I have been working on a new way of building the releases, so it is (hopefully) less obscure how to set up a machine. The build chain tool also supports building packages without any keys at all, and with some flexibility in not having various tools (i.e. a Windows zip file requires just dotnet SDK, a Debian package also requires Docker).
The most generic method for Duplicati is the “webhook” method. Simply set send-http-url=https://example.com/path and you will get reports sent. The method does not currently support headers, but you can tweak the format, Feel free to register issues for supporting your favorite method, or submitting PRs that add the needed features.
I have looked into the webhook method before and while it’s exactly what I want my monitoring backend (Zabbix) doesn’t support gathering data that way. Supposedly in the next version they are adding a HTTP data-submission API, but I’ve read the specs and it doesn’t look promising. They require several header items to be set in order for it to work, and as you said Duplicati doesn’t currently support that.
My C# is pretty rusty, but I may look into making it work nonetheless.
Adding the headers is fairly trivial. It is a matter of adding an option to input the headers, and then setting them on the request in the HTTP report module.
I looked briefly at their json-rpc method and the hard part there is figuring out how to map the data. With the current code, it would be fairly error prone to mangle the report template into valid json-rpc.

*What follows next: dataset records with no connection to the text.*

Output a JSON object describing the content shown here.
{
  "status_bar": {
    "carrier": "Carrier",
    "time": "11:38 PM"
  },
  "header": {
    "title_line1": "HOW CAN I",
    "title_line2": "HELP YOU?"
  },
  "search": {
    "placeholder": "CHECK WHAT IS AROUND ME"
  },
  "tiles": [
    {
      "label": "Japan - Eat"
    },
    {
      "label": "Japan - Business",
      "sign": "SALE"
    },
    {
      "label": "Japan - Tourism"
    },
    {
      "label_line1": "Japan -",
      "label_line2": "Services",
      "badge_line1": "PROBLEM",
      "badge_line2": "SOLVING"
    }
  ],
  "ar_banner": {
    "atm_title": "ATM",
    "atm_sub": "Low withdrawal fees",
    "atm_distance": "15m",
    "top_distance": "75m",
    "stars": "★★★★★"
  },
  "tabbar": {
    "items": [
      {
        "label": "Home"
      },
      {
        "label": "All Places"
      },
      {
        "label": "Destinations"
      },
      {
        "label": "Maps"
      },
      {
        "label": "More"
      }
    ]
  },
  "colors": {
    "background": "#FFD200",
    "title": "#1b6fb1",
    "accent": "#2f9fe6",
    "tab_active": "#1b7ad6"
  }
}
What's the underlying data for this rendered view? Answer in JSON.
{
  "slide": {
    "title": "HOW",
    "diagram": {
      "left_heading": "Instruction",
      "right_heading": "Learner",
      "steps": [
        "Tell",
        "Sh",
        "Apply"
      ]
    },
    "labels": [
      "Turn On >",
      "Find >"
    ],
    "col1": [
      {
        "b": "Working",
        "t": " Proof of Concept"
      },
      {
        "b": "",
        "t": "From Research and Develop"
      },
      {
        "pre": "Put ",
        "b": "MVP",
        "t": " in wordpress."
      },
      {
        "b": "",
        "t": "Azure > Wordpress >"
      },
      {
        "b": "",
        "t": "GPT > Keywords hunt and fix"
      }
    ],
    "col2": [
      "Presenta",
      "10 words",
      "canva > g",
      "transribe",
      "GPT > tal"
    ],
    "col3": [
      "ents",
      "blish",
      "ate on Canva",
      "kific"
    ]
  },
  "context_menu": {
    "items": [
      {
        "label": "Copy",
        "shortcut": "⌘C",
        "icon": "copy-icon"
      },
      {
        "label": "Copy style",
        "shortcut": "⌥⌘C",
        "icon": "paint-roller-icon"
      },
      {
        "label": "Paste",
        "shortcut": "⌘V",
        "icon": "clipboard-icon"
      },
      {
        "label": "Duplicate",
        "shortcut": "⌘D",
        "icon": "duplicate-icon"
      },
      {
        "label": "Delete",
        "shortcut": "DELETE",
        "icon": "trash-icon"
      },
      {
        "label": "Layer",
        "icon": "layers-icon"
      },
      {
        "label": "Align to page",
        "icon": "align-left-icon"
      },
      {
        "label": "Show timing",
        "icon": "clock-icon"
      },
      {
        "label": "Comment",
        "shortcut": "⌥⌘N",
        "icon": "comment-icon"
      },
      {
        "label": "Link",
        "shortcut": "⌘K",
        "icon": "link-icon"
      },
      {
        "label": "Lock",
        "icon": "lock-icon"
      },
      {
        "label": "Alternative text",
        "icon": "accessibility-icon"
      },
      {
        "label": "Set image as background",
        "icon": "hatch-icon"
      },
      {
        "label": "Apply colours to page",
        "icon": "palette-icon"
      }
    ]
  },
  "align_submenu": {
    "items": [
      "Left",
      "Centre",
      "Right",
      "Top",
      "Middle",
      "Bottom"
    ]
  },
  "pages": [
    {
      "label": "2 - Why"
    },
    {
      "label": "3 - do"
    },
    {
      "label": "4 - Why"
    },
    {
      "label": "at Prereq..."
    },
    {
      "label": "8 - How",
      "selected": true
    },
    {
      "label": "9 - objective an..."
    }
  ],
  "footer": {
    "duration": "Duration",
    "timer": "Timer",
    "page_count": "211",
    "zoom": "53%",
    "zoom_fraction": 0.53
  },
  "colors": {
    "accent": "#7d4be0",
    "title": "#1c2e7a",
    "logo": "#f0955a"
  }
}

A Zabbix module would be easy to implement for anyone who understands C# and the Zabbix protocol.
That would be neat. Right now I set the run-script-result-output-format to JSON and send the entire contents of %DUPLICATI__RESULTFILE% to Zabbix via zabbix_sender.exe, and it makes it pretty easy to digest on the back end.
I’ve spent a while thinking of how I might adapt this approach to use their json-rpc method, but haven’t come up with anything yet. I haven’t put a whole lot of time into it yet because Zabbix 7 is still in beta and I’m not convinced that they have it all set in stone yet.